The leader of the Episcopal Diocese of Maryland suspected that Rev. Heather Elizabeth Cook — now facing charges in the December death of local bicyclist Thomas Palermo — was intoxicated at a dinner two days before she was installed as bishop last year, the diocese said.
Bishop Eugene Taylor Sutton, head of the Maryland diocese, and Bishop Katharine Jefferts Schori, presiding bishop of the Episcopal Church in the United States, took Cook to a Baltimore restaurant Sept. 4 as a gesture of welcome, a diocesan spokeswoman said Tuesday.
As Sutton observed Cook's behavior that night, the diocese says in a timeline posted on its website this week, he became concerned she was drunk, and conveyed his suspicions to Schori afterward.
Schori told Sutton she would look into the matter, the timeline entry says.
"Bishop Sutton suspects that Cook is inebriated during pre-consecration dinner and conveys concern to Presiding Bishop. Presiding Bishop indicates she will discuss with Cook," the entry reads.
Two days after the dinner, Schori led the ceremony at which Cook was consecrated, or installed as a bishop.
The Episcopal Church of the United States has declined to comment on the case, citing its ongoing investigation. Sutton has declined to comment beyond the online timeline and other diocesan communications.
Cook, 58, is charged with manslaughter and other offenses in the Dec. 27 death of Palermo, a 41-year-old father of two young children, as he rode his bicylce on Roland Avenue in North Roland Park. She is accused of driving drunk and texting at the time of the colission.
The crash has raised questions about the process by which the church elected Cook the No. 2 bishop in the Maryland diocese after she had been arrested in 2010 on a DUI charge
Diocesan officials say the search committee that vetted Cook knew about the DUI charge, but they chose to leave it up to Cook to disclose the incident to the church members who would vote on her candidacy.
Sources familiar with the process have said she did so only in vague terms, alluding to a "difficult period" in her life.
The timeline entry is the first indication that diocese officials had seen Cook intoxicated.
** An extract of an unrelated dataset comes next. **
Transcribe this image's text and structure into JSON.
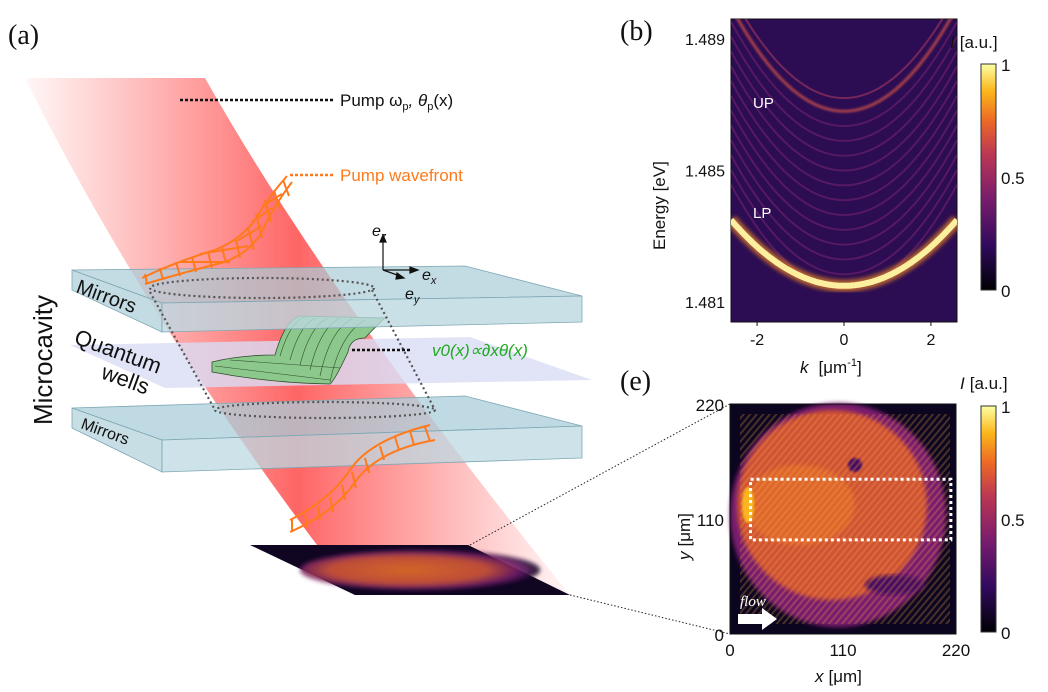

The entry goes on to say that Bishop Clay Matthews met with Cook in October, but the details of the meeting are confidential because they're part of an ongoing church investigation.
Diocesan spokeswoman Sharon Tillman said no one from the Maryland diocese shared Sutton's concerns directly with Cook because once Sutton had reported his suspicions to Schori, the matter was the responsibility of the church's national governing body.
The diocese had already performed its due diligence in electing Cook, Tillman said, which left any concerns about her behavior in the jurisdiction of the national church.
"[Sutton] did exactly what he was required and expected of him according to the Episcopal Church," Tillman said.
She said the Maryland diocese didn't share information about the dinner earlier because it was trying to ensure the accuracy of the facts.
Tillman said the diocese is trying to be transparent with the facts it has. She said the diocese "has had no access to anything having to do with the [church's] investigation" — a process that could take months to complete.